Als ich meine Abschlussarbeit schrieb, habe ich mich mit dem Thema der Synästhesie auseinandergesetzt. Das ist unglaublich und ich bin echt ein bisschen neidisch auf Menschen, denen das gegeben ist.
Das Wort Synästhesie setzt sich aus den Worten ‚syn‘ (zusammen) und ‚aisthésis‘ (Empfindung) zusammen und bedeutet nichts anderes, als dass bei der Erregung eines Sinnesorgans ein anderes mit erregt wird. Es werden also mehrere Sinnesempfindungen verknüpft.

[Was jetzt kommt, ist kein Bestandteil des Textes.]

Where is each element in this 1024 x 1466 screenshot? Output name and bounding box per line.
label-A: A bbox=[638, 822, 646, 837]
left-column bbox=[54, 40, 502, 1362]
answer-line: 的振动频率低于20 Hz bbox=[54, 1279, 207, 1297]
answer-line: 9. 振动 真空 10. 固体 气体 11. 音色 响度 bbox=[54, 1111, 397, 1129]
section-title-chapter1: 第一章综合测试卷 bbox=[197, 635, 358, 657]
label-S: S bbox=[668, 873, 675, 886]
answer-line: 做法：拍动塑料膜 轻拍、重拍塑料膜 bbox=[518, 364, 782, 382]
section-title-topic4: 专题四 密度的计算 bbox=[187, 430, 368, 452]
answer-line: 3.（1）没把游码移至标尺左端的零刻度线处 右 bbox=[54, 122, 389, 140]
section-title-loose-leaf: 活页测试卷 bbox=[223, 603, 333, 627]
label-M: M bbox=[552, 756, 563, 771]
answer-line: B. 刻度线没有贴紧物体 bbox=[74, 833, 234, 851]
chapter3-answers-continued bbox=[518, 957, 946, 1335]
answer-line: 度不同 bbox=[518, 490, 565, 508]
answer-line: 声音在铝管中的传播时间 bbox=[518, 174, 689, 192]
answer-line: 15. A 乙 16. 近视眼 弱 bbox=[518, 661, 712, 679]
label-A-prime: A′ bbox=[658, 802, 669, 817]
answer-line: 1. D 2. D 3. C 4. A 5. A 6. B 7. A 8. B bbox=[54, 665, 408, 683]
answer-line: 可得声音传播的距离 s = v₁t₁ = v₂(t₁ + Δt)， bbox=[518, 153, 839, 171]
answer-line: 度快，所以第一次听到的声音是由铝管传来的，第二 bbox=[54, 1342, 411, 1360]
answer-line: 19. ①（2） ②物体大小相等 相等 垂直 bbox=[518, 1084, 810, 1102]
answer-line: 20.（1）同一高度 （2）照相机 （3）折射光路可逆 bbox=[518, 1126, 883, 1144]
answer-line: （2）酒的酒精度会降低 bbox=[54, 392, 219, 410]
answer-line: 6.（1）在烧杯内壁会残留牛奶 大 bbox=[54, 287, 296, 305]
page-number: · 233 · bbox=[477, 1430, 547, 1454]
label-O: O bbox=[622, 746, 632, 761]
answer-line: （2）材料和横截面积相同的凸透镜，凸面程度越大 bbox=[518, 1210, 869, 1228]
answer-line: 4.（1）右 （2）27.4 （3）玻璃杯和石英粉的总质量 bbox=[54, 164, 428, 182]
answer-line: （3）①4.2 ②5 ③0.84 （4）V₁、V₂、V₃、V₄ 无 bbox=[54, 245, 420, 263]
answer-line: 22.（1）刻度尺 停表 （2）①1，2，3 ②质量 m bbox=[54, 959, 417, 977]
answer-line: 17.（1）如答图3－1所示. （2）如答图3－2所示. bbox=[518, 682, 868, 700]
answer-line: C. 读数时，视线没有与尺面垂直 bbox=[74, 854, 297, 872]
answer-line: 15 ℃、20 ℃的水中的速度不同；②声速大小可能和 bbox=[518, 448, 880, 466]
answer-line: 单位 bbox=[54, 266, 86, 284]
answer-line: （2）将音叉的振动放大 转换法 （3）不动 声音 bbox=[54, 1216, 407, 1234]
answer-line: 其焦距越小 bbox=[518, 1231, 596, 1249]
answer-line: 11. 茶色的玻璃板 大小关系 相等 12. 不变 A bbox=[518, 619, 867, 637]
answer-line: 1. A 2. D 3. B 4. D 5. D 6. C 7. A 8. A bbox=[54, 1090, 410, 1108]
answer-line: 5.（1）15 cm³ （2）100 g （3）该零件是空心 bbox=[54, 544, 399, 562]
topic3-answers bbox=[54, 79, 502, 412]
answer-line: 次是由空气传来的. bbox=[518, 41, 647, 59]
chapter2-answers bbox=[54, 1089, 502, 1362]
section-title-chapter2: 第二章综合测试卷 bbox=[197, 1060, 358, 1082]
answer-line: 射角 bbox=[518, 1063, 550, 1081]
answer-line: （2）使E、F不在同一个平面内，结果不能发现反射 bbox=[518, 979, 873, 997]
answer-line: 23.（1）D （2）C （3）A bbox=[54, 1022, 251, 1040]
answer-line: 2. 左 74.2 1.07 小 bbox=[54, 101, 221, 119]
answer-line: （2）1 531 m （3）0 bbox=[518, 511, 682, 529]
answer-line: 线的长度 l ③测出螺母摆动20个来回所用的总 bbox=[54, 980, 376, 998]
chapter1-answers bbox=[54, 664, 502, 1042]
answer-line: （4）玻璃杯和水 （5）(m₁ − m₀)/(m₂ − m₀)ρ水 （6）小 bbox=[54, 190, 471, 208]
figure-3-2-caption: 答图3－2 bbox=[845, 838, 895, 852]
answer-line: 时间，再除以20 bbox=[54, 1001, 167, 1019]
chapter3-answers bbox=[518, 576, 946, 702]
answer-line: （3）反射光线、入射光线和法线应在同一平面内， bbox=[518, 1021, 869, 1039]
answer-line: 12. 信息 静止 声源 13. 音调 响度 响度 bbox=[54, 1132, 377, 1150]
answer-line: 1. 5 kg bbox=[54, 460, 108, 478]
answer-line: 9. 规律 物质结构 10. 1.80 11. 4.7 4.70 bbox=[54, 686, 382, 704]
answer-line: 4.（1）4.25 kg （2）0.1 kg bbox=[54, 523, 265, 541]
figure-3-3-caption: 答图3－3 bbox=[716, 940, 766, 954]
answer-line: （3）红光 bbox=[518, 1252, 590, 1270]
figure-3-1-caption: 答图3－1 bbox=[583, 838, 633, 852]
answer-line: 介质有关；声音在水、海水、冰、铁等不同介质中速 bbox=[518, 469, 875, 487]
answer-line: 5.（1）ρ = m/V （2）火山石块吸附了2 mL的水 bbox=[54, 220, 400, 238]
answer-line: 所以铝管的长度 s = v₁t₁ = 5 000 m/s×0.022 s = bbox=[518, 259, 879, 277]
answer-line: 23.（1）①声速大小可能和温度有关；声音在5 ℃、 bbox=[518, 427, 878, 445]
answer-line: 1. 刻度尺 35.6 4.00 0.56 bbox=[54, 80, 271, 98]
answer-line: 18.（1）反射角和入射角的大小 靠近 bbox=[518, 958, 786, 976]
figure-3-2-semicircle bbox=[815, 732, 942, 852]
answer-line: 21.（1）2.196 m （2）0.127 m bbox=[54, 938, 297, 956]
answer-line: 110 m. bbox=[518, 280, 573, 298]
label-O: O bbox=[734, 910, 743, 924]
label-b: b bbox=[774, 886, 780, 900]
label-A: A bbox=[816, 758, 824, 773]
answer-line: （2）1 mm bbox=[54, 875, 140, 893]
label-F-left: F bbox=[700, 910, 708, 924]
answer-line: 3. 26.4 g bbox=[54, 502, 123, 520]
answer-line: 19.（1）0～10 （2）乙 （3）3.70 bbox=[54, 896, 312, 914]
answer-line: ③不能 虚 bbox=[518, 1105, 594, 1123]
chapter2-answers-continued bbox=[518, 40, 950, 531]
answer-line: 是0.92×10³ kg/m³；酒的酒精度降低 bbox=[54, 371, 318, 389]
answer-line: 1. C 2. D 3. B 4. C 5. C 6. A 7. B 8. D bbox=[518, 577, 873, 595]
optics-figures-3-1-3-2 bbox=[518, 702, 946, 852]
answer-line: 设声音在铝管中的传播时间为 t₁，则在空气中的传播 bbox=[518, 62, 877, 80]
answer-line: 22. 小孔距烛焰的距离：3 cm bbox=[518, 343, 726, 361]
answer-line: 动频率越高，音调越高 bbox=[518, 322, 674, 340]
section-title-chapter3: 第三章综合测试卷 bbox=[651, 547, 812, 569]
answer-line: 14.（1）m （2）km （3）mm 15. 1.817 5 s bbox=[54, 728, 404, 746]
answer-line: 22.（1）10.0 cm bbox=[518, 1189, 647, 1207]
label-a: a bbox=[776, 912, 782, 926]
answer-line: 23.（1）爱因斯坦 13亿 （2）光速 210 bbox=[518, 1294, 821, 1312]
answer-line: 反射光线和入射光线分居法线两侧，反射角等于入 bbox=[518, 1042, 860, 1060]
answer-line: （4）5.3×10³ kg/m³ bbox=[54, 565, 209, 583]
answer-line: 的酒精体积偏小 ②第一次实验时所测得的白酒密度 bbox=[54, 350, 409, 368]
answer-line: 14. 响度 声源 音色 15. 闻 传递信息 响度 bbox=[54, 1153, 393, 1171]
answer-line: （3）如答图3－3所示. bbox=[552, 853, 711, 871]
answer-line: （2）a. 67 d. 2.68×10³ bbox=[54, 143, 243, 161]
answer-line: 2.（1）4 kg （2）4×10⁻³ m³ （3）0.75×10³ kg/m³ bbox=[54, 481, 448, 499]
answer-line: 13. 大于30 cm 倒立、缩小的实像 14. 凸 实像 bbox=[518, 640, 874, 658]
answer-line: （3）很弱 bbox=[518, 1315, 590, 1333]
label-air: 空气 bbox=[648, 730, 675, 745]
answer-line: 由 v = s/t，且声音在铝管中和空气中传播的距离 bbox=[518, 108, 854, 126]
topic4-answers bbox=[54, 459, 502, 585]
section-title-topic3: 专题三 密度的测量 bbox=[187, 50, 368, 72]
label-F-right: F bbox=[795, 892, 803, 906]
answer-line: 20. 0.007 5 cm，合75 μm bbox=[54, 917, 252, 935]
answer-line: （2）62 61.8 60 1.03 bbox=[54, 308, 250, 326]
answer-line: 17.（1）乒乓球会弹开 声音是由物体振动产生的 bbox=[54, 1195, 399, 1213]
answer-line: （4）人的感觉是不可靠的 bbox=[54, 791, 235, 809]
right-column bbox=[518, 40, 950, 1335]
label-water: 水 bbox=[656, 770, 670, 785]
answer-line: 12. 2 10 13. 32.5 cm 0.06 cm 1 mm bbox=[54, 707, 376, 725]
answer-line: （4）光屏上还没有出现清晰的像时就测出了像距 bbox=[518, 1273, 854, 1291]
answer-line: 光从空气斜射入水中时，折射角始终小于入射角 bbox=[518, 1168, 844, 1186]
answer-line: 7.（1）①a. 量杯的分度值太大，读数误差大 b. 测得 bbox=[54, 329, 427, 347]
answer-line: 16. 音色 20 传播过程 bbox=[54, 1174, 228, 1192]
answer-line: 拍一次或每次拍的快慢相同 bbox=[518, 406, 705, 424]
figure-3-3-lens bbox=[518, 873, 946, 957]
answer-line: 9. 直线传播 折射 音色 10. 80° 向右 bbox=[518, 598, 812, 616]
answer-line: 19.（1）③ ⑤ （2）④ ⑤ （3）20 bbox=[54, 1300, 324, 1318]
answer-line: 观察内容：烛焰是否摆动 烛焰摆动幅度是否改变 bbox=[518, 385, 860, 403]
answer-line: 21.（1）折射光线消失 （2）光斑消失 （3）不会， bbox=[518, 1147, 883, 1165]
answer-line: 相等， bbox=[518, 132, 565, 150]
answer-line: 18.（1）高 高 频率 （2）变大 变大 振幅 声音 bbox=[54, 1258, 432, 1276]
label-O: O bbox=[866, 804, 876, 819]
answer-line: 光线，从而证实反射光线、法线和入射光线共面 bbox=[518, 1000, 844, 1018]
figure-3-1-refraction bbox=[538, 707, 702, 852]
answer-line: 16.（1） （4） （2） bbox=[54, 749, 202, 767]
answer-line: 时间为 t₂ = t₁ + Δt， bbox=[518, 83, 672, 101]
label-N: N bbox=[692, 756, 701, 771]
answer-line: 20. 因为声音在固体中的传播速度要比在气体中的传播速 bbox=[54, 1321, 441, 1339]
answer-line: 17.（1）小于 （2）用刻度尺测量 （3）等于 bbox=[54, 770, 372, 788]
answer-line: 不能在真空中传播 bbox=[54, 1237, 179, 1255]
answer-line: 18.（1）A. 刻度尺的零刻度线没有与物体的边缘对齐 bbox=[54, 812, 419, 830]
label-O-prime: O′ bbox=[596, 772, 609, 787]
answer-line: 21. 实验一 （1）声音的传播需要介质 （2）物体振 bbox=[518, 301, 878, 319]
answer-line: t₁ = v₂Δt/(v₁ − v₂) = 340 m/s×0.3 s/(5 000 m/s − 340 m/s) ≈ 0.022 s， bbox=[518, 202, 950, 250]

1. Synästhetische Empfindungen treten unwillkürlich auf, brauchen aber einen Auslöser. Ihr Auftreten kann nicht willentlich hervorgerufen werden und es ist nicht unterdrückbar. Der auslösende Stimulus ist oft leicht zu identifizieren. Die Betroffenen besitzen diese Fähigkeit meist schon länger als sie denken können und haben es zuvor als völlig normal angesehen. Synästhesie beeinträchtigt nicht die normale körperliche und geistige Aktivität und ist bei intensiver Beschäftigung möglicherweise weniger stark. Das heißt also, Synästhesie ist keine Krankheit, sondern eher eine Begabung.
2. Synästhetische Wahrnehmungen werden projiziert, und die ausgelöste Parallelempfindung wird meist außerhalb des Körpers empfunden.
3. Synästhetische Empfindungen sind dauerhaft und eindeutig zu unterscheiden, d.h. sie haben eine einzigartige Qualität. Sie sind abstrakt, was bedeutet, dass ein Synästhetiker niemals komplexe Szenen, sondern eher Kleckse, Linien etc. wahrnimmt. Die Assoziationen werden lebenslänglich bewahrt. Ebenfalls auffällig ist, dass symmetrische Replikationen der Wahrnehmungen sehr häufig sind, also dass beispielsweise Linien parallel zueinander sind.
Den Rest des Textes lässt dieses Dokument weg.